High-Level Systematic Ab Initio Comparison of Carbon- and Silicon-Centered S(N)2 Reactions

[Image: see text] We characterize the stationary points along the Walden inversion, front-side attack, and double-inversion pathways of the X(–) + CH(3)Y and X(–) + SiH(3)Y [X, Y = F, Cl, Br, I] S(N)2 reactions using chemically accurate CCSD(T)-F12b/aug-cc-pVnZ [n = D, T, Q] levels of theory. At the carbon center, Walden inversion dominates and proceeds via prereaction (X(–)···H(3)CY) and postreaction (XCH(3)···Y(–)) ion-dipole wells separated by a usually submerged transition state (X–H(3)C–Y)(−), front-side attack occurs over high barriers, double inversion is the lowest-energy retention pathway for X = F, and hydrogen- (F(–)···HCH(2)Y) and halogen-bonded (X(–)···YCH(3)) complexes exist in the entrance channel.
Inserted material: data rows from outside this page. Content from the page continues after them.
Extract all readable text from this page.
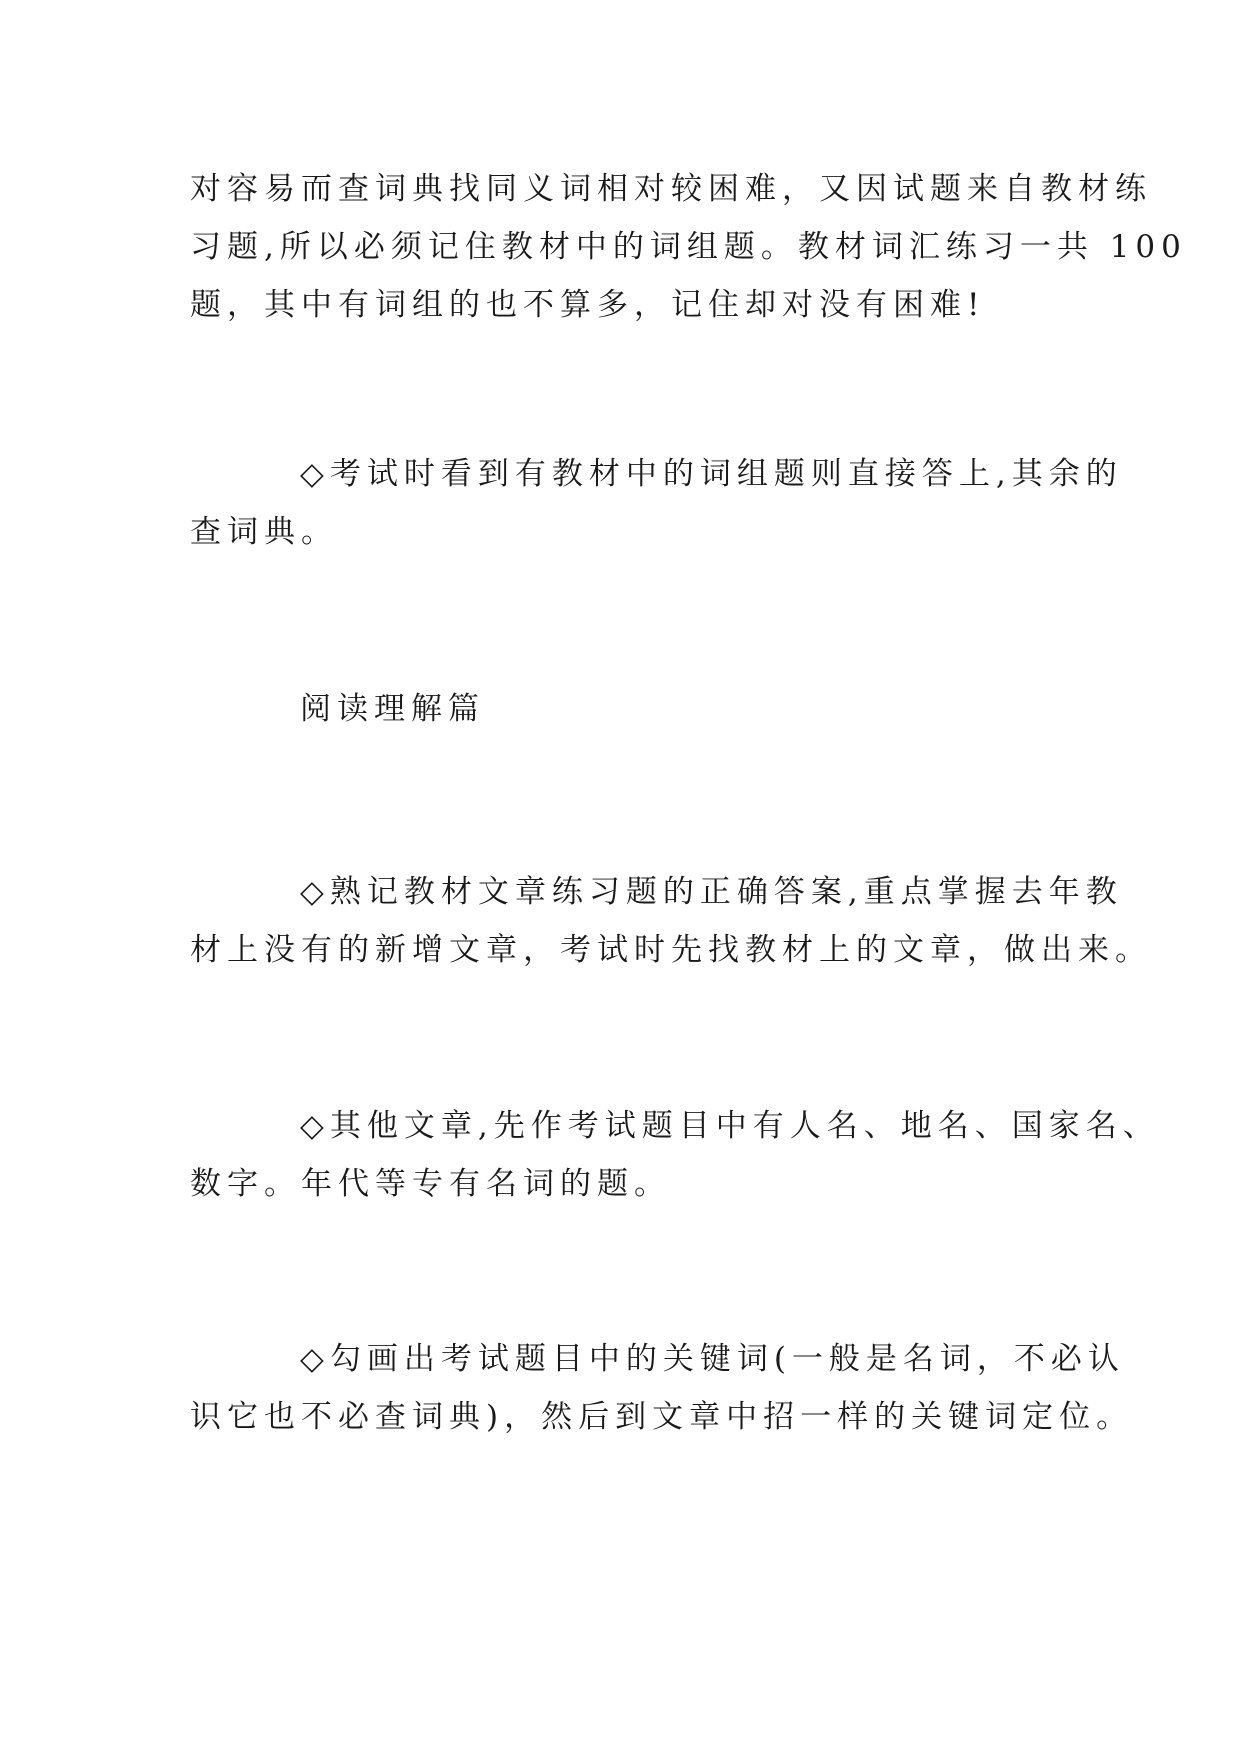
对容易而查词典找同义词相对较困难，又因试题来自教材练
习题,所以必须记住教材中的词组题。教材词汇练习一共 100
题，其中有词组的也不算多，记住却对没有困难!
◇考试时看到有教材中的词组题则直接答上,其余的
查词典。
阅读理解篇
◇熟记教材文章练习题的正确答案,重点掌握去年教
材上没有的新增文章，考试时先找教材上的文章，做出来。
◇其他文章,先作考试题目中有人名、地名、国家名、
数字。年代等专有名词的题。
◇勾画出考试题目中的关键词(一般是名词，不必认
识它也不必查词典)，然后到文章中招一样的关键词定位。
At the silicon center, Walden inversion proceeds through a single minimum (X–SiH(3)–Y)(−), the front-side attack is competitive via a usually submerged transition state separating pre- and postreaction minima having X–Si–Y angles close to 90°, double inversion occurs over positive, often high barriers, and hydrogen- and halogen-bonded complexes are not found. In addition to the S(N)2 channels (Y(–) + CH(3)X/SiH(3)X), we report reaction enthalpies for proton abstraction (HX + CH(2)Y(–)/SiH(2)Y(–)), hydride substitution (H(–) + CH(2)XY/SiH(2)XY), XH···Y(–) complex formation (XH···Y(–) + (1)CH(2)/(1)SiH(2)), and halogen abstraction (XY + CH(3)(–)/SiH(3)(–) and XY(–) + CH(3)/SiH(3)).